The Human Health and Performance Risks for Space Exploration Missions book,
a collection of many of the evidence reports, is available in an electronic .pdf
format! Download a copy by clicking this
EVIDENCE BOOK OVERVIEW
I. BACKGROUND AND DOCUMENTS
The HRP, within the NASA Human Exploration and Operations Mission Directorate (HEOMD),
is a research and technology development (R&TD) program that addresses NASA's needs for
human health and performance risk mitigation capabilities in support of space exploration
missions. These exploration undertakings include missions to Near Earth Asteroid (NEA),
including the Moon, and Mars. Although all of these mission types involve some of the same
human health and performance challenges, each also includes specific challenges that depend
on the nature of the mission and the mission development schedule. HRP R&TD are focused on
the highest-priority risks to crew health and safety, with the goal of ensuring mission success
nd maintaining long-term crew health.
The development of HRP content has been formulated around the management
architecture of “Evidence to Risk to Gap to Task to Deliverables”. In
other words, evidence indicates that a risk exists to the human system, and
gaps in our knowledge about the risk or how to mitigate it indicate what tasks
need to be carried out in order to produce the deliverables needed to fill
these gaps.
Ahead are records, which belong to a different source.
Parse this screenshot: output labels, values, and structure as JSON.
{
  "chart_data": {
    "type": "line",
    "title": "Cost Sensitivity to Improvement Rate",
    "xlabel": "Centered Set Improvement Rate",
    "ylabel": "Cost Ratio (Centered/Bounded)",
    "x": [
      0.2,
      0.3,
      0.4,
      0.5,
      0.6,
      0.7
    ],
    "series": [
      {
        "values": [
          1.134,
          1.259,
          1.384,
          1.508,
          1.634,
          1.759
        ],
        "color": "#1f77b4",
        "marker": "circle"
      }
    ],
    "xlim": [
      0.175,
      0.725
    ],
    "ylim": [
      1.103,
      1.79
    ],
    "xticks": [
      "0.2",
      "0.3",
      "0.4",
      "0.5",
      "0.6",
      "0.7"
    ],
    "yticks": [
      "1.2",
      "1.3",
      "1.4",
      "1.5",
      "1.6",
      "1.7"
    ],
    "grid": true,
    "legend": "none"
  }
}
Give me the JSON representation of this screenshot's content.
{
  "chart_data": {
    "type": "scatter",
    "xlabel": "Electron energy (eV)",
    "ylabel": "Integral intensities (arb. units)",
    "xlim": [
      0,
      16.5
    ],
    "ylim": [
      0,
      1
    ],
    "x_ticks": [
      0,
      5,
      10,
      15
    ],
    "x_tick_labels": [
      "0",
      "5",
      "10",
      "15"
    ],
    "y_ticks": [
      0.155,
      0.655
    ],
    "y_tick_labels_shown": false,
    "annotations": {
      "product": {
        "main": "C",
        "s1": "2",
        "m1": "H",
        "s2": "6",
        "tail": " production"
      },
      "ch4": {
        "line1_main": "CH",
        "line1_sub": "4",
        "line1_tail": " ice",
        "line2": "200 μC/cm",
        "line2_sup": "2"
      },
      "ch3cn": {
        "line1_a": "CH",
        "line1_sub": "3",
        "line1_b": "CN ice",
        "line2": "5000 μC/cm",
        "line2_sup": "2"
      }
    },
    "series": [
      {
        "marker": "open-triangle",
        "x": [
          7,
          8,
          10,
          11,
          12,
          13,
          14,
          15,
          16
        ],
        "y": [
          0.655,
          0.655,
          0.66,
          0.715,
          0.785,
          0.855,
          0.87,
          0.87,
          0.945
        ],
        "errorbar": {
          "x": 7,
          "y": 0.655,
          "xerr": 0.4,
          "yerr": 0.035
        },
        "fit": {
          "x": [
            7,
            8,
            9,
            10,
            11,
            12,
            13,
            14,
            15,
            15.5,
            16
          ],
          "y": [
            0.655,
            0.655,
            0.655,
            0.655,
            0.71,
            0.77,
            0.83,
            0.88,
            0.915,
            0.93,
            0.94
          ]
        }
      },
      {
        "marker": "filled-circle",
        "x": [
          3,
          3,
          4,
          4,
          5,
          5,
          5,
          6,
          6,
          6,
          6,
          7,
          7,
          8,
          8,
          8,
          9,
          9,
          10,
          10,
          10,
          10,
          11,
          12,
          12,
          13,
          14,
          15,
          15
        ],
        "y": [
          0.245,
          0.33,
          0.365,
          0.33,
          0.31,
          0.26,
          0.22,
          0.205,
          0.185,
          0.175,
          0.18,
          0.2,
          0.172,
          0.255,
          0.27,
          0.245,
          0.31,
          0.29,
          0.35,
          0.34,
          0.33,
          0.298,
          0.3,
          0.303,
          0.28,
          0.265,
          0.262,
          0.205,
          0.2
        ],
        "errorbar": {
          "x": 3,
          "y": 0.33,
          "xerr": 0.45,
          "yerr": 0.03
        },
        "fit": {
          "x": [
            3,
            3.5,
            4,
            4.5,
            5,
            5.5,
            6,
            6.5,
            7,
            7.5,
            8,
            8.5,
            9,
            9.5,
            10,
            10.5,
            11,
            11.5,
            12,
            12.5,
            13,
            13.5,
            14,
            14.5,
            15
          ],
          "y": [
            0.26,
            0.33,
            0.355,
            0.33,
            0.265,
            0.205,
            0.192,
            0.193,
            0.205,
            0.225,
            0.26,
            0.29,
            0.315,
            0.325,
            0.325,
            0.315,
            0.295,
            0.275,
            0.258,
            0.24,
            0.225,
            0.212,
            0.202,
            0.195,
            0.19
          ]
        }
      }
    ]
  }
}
Three core documents thus describe the HRP:
Program Requirements Document (PRD),
Integrated Research Plan (IRP).
These documents are updated regularly and provide relevant information that
can be used to manage the program.
The HRP PRD defines, documents, and allocates the high-level requirements to each of
the HRP Program Elements: Behavioral Health and Performance, Exploration Medical
Capability, Human Health Countermeasures, ISS Medical Projects (as an implementing
Element, no risks assigned), Space Human Factors and Habitability, and Space Radiation.
These requirements are derived to satisfy the exploration mission requirements of the
HEOMD and the Office of the Chief Health and Medical Officer (OCHMO) and are essentially
the set of spaceflight human health and performance risks and standards of acceptability
for these risks upon which the HRP is focused [NASA Standard (STD) 3001, Space Flight
Human System Standard - Volume 1: Crew Health, and Volume 2, Human Factors, Habitability,
and Environmental Health, available on the
Standards and Technical Assistance Resource Tool (START)].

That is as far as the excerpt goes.